What are some characteristics of the Holy Spirit that we can emulate?
1. He does not seek His own glory, but that of another. When the name of Jesus Christ is exalted, the Holy Spirit is at work. The Holy Spirit operates by the motto "He must increase, but I must decrease" (John 3:30)
2. He helps by providing the support, the strength, the power necessary for others to flourish.
3. He works almost secretively, in cognito. His effective work is often mistaken for that of another, often human, agent. Yet He is okay with that, for He does not seek His own glory. "The wind blows where it wishes, and you hear its sound, but you do not know where it comes from or where it goes. So it is with everyone who is born of the Spirit." (John 3:8)
Doesn't this describe well our condition as home-centered women? We often work to assist our husbands so they can flourish in the marketplace or civic circle. Yet we do not get a lot of credit for it. Our names are "lost" in that of our husbands when we take on their surname. In earlier days a woman would even give up her first name in public by signing "Mrs. John Smith". Douglas Wilson, in his book Reforming Marriage, points out that this practice was rooted in a biblical understanding of a wife's role as helper. It rubs most of us the wrong way today, steeped as we are in egalitarian thought.
SO we must ask ourselves the hard questions: am I willing to give up my identity for the sake of my husband's name? Do I love him enough to lose myself in him? Am I willing to focus on his needs more than my own, and break my back for his benefit?

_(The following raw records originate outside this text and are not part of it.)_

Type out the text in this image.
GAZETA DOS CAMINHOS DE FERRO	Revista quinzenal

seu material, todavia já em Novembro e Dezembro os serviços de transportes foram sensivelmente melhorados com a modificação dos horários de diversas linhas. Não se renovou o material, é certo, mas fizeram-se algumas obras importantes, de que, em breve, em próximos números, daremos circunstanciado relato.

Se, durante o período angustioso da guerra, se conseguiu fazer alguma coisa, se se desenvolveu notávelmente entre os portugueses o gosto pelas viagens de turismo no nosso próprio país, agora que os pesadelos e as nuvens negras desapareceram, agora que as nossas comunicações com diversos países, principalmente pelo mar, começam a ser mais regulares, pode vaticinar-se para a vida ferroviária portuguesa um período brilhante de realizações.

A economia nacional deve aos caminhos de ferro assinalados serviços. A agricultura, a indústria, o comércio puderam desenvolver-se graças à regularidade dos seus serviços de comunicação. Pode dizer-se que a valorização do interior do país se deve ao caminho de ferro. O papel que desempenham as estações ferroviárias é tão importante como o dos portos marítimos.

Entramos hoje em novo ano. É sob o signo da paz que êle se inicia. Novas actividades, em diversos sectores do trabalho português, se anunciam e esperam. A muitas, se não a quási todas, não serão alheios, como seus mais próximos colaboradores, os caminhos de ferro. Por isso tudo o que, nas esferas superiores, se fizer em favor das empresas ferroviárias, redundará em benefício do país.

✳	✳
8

This is no more than what Christ did for me: "7 but made himself nothing, taking the form of a servant,being born in the likeness of men. 8 And being found in human form, he humbled himself by becoming obedient to the point of death, even death on a cross." (Phil. 2) Can I do any less?

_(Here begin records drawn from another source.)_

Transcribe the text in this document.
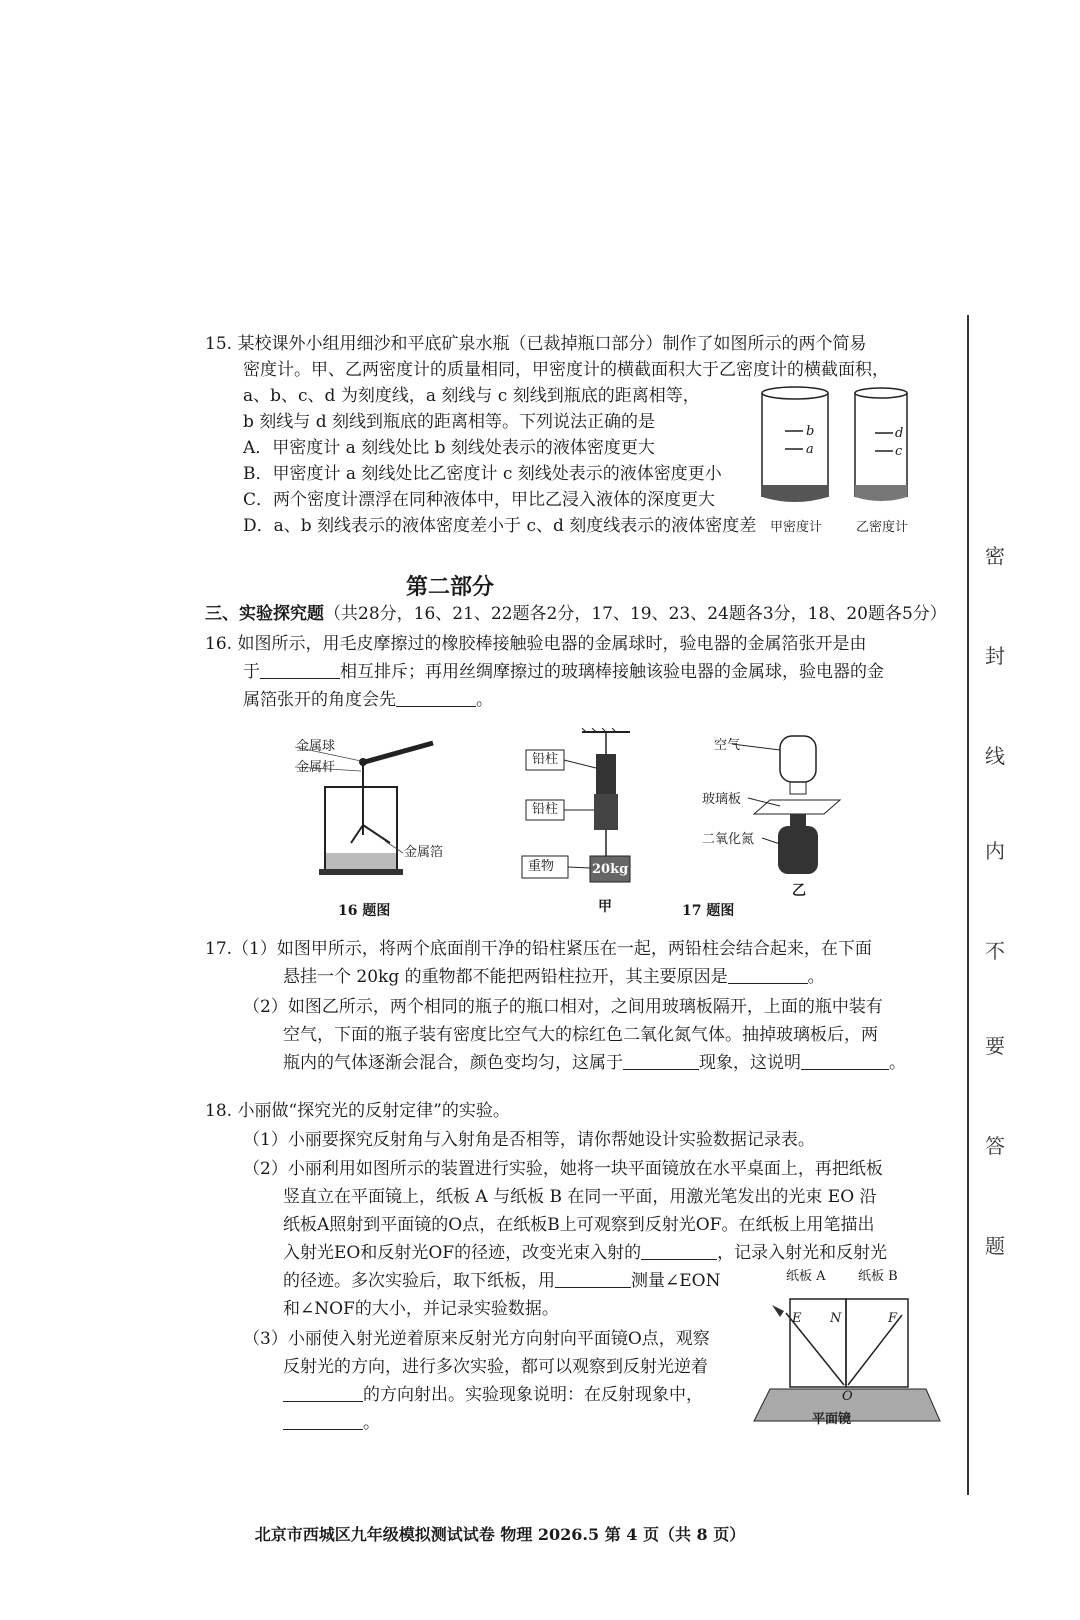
15. 某校课外小组用细沙和平底矿泉水瓶（已裁掉瓶口部分）制作了如图所示的两个简易
密度计。甲、乙两密度计的质量相同，甲密度计的横截面积大于乙密度计的横截面积，
a、b、c、d 为刻度线，a 刻线与 c 刻线到瓶底的距离相等，
b 刻线与 d 刻线到瓶底的距离相等。下列说法正确的是
A．甲密度计 a 刻线处比 b 刻线处表示的液体密度更大
B．甲密度计 a 刻线处比乙密度计 c 刻线处表示的液体密度更小
C．两个密度计漂浮在同种液体中，甲比乙浸入液体的深度更大
D．a、b 刻线表示的液体密度差小于 c、d 刻度线表示的液体密度差
b
a
d
c
甲密度计	乙密度计
第二部分
三、实验探究题（共28分，16、21、22题各2分，17、19、23、24题各3分，18、20题各5分）
16. 如图所示，用毛皮摩擦过的橡胶棒接触验电器的金属球时，验电器的金属箔张开是由
于	相互排斥；再用丝绸摩擦过的玻璃棒接触该验电器的金属球，验电器的金
属箔张开的角度会先	。
金属球
金属杆
金属箔
16 题图
铅柱
铅柱
重物	20kg
甲
空气
玻璃板
二氧化氮
乙
17 题图
17.（1）如图甲所示，将两个底面削干净的铅柱紧压在一起，两铅柱会结合起来，在下面
悬挂一个 20kg 的重物都不能把两铅柱拉开，其主要原因是	。
（2）如图乙所示，两个相同的瓶子的瓶口相对，之间用玻璃板隔开，上面的瓶中装有
空气，下面的瓶子装有密度比空气大的棕红色二氧化氮气体。抽掉玻璃板后，两
瓶内的气体逐渐会混合，颜色变均匀，这属于	现象，这说明	。
18. 小丽做“探究光的反射定律”的实验。
（1）小丽要探究反射角与入射角是否相等，请你帮她设计实验数据记录表。
（2）小丽利用如图所示的装置进行实验，她将一块平面镜放在水平桌面上，再把纸板
竖直立在平面镜上，纸板 A 与纸板 B 在同一平面，用激光笔发出的光束 EO 沿
纸板A照射到平面镜的O点，在纸板B上可观察到反射光OF。在纸板上用笔描出
入射光EO和反射光OF的径迹，改变光束入射的	，记录入射光和反射光
的径迹。多次实验后，取下纸板，用	测量∠EON
和∠NOF的大小，并记录实验数据。
（3）小丽使入射光逆着原来反射光方向射向平面镜O点，观察
反射光的方向，进行多次实验，都可以观察到反射光逆着
的方向射出。实验现象说明：在反射现象中，
。
纸板 A 纸板 B
E N	F
O
平面镜
密
封
线
内
不
要
答
题
北京市西城区九年级模拟测试试卷 物理 2026.5 第 4 页（共 8 页）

Mr. Wilson also points out that a man's calling is defined by what type of occupation he chooses, while a woman's calling is defined more by the particular man she is called to help. Not what she does, but who she helps.
A woman's activities are not limited to the home; nor are they narrow in scope and aspect. She can help her husband with his occupation; if she is widowed, she can fill the shoes he emptied, for her continued support. She can consider a field and buy it, and steward it to bring him and her children greater wealth.
If a woman goes to work for another man or woman, however, she needs to consider--is she helping her own husband to flourish, or is another man benefiting more from her help?